SpectrumNode (from scenerystack/scenery-phet) renders a horizontal bar showing how a numeric range maps to color, by drawing directly onto an offscreen <canvas> (for performance) and displaying the result as an Image. By default it maps [0, 1] onto a black-to-white grayscale gradient, but any valueToColor function and any [minValue, maxValue] range are supported — this is the building block behind visible-light-spectrum displays and spectrum-based slider tracks.

ts
import { SpectrumNode } from 'scenerystack/scenery-phet';
import { Color } from 'scenerystack/scenery';

A minimal example

ts
// A custom red-to-blue spectrum over a [0, 100] range.
const spectrumNode = new SpectrumNode( {
  minValue: 0,
  maxValue: 100,
  valueToColor: value => {
    const t = value / 100;
    return new Color( 255 * ( 1 - t ), 0, 255 * t );
  }
} );

Options

OptionDefaultEffect
sizeDimension2( 150, 30 )Rendered width/height of the bar
valueToColorSpectrumNode.DEFAULT_VALUE_TO_COLORMaps a value in [minValue, maxValue] to a Color
minValue / maxValue0 / 1The domain passed to valueToColor; must satisfy minValue < maxValue

Static member

MemberDescription
SpectrumNode.DEFAULT_VALUE_TO_COLORThe default grayscale mapping: asserts its input is in [0, 1] and returns Color( 255v, 255v, 255v )

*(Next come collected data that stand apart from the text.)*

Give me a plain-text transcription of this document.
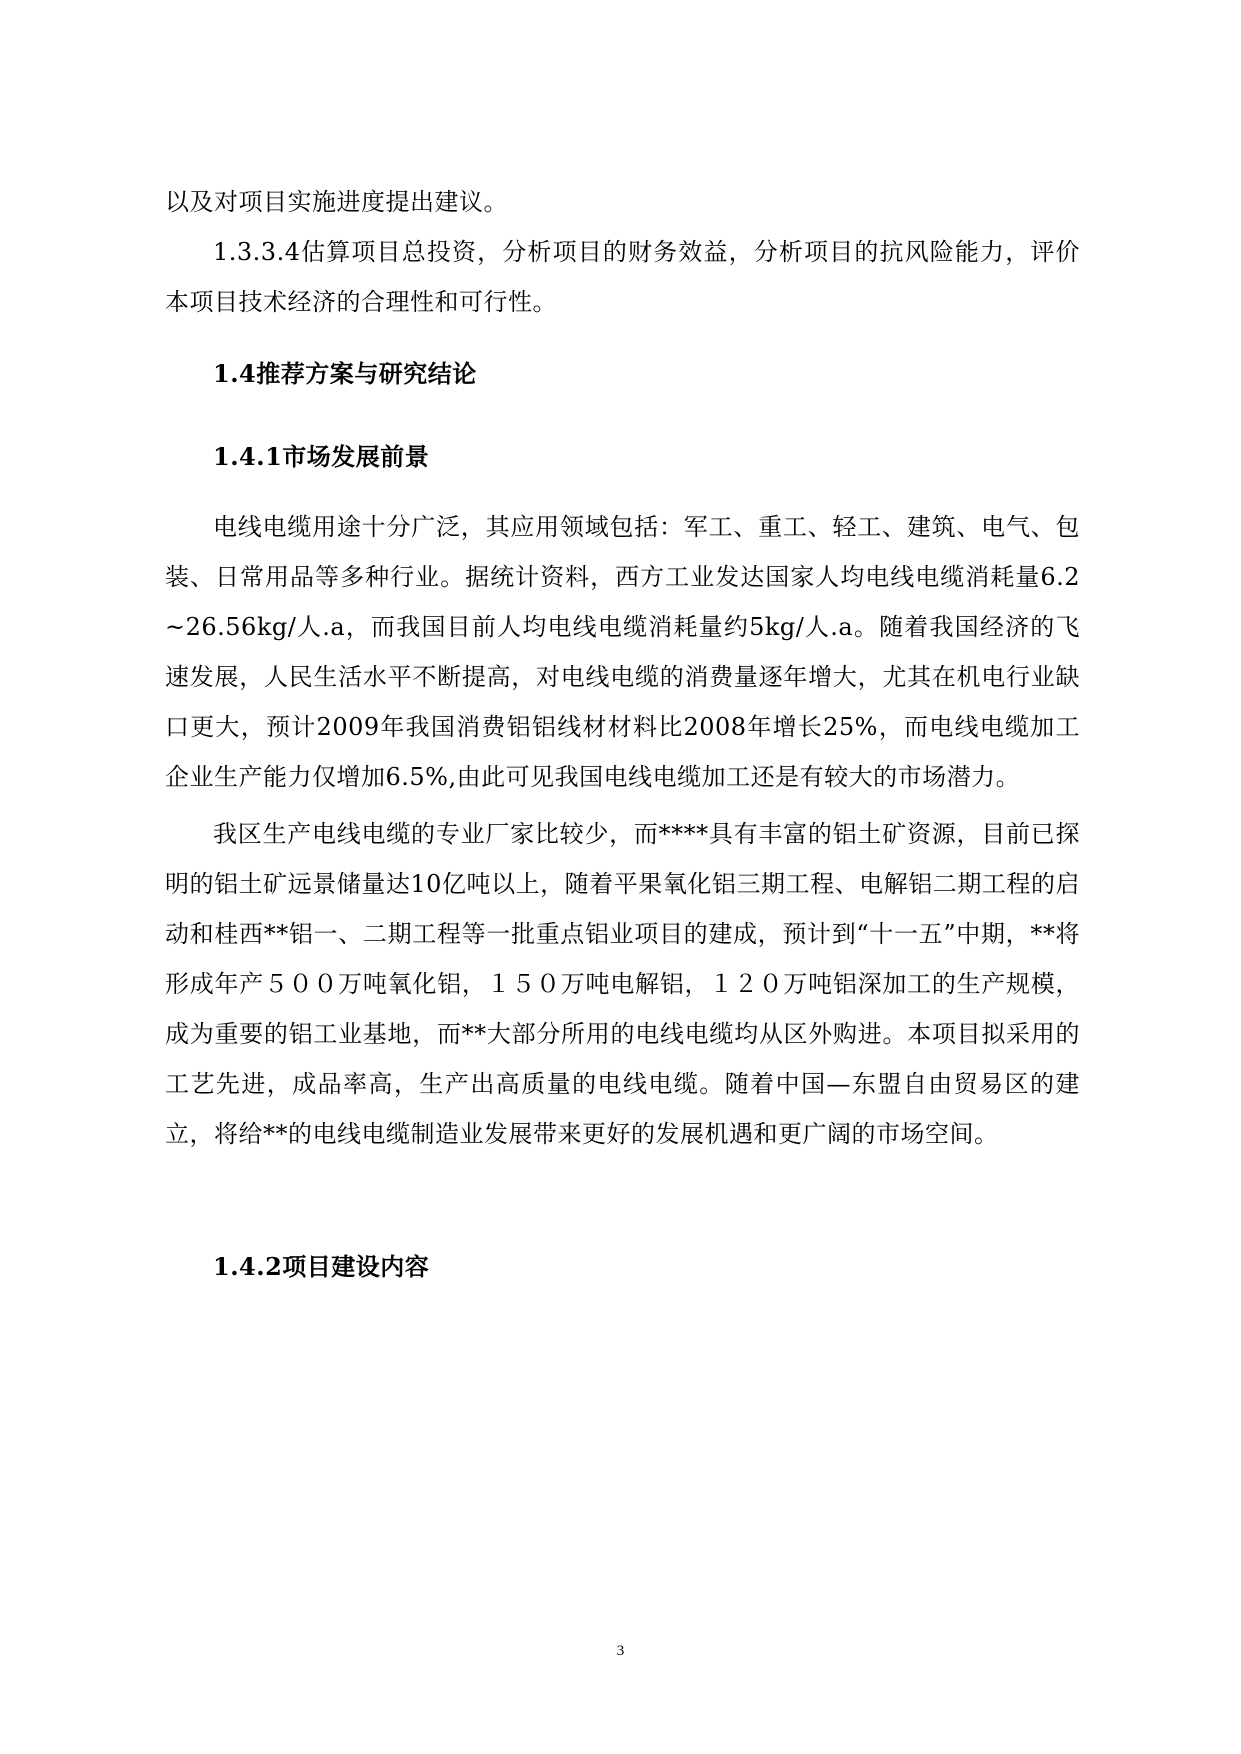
以及对项目实施进度提出建议。

1.3.3.4估算项目总投资，分析项目的财务效益，分析项目的抗风险能力，评价本项目技术经济的合理性和可行性。

1.4推荐方案与研究结论
1.4.1市场发展前景

电线电缆用途十分广泛，其应用领域包括：军工、重工、轻工、建筑、电气、包装、日常用品等多种行业。据统计资料，西方工业发达国家人均电线电缆消耗量6.2~26.56kg/人.a，而我国目前人均电线电缆消耗量约5kg/人.a。随着我国经济的飞速发展，人民生活水平不断提高，对电线电缆的消费量逐年增大，尤其在机电行业缺口更大，预计2009年我国消费铝铝线材材料比2008年增长25%，而电线电缆加工企业生产能力仅增加6.5%,由此可见我国电线电缆加工还是有较大的市场潜力。

我区生产电线电缆的专业厂家比较少，而****具有丰富的铝土矿资源，目前已探明的铝土矿远景储量达10亿吨以上，随着平果氧化铝三期工程、电解铝二期工程的启动和桂西**铝一、二期工程等一批重点铝业项目的建成，预计到“十一五”中期，**将形成年产５００万吨氧化铝，１５０万吨电解铝，１２０万吨铝深加工的生产规模，成为重要的铝工业基地，而**大部分所用的电线电缆均从区外购进。本项目拟采用的工艺先进，成品率高，生产出高质量的电线电缆。随着中国—东盟自由贸易区的建立，将给**的电线电缆制造业发展带来更好的发展机遇和更广阔的市场空间。

1.4.2项目建设内容
3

Real siblings built on SpectrumNode

  • WavelengthSpectrumNode — a SpectrumNode subclass that hard-codes valueToColor to VisibleColor.wavelengthToColor and defaults minValue/maxValue to the visible wavelength range (VisibleColor.MIN_WAVELENGTH/MAX_WAVELENGTH), for displaying the visible light spectrum.
  • SpectrumSliderTrack / SpectrumSliderThumb — a SliderTrack/SliderThumb pair that composes a SpectrumNode internally, so you can build a slider whose track is a color gradient (e.g. picking a wavelength).

The gradient is baked to a bitmap once, not reactive

SpectrumNode draws its canvas and converts it to a static Image inside the constructor — it does not re-render if you mutate the valueToColor function or the value range afterward. If your spectrum needs to change (a different range, a different color mapping), construct a new SpectrumNode rather than expecting the existing instance to update.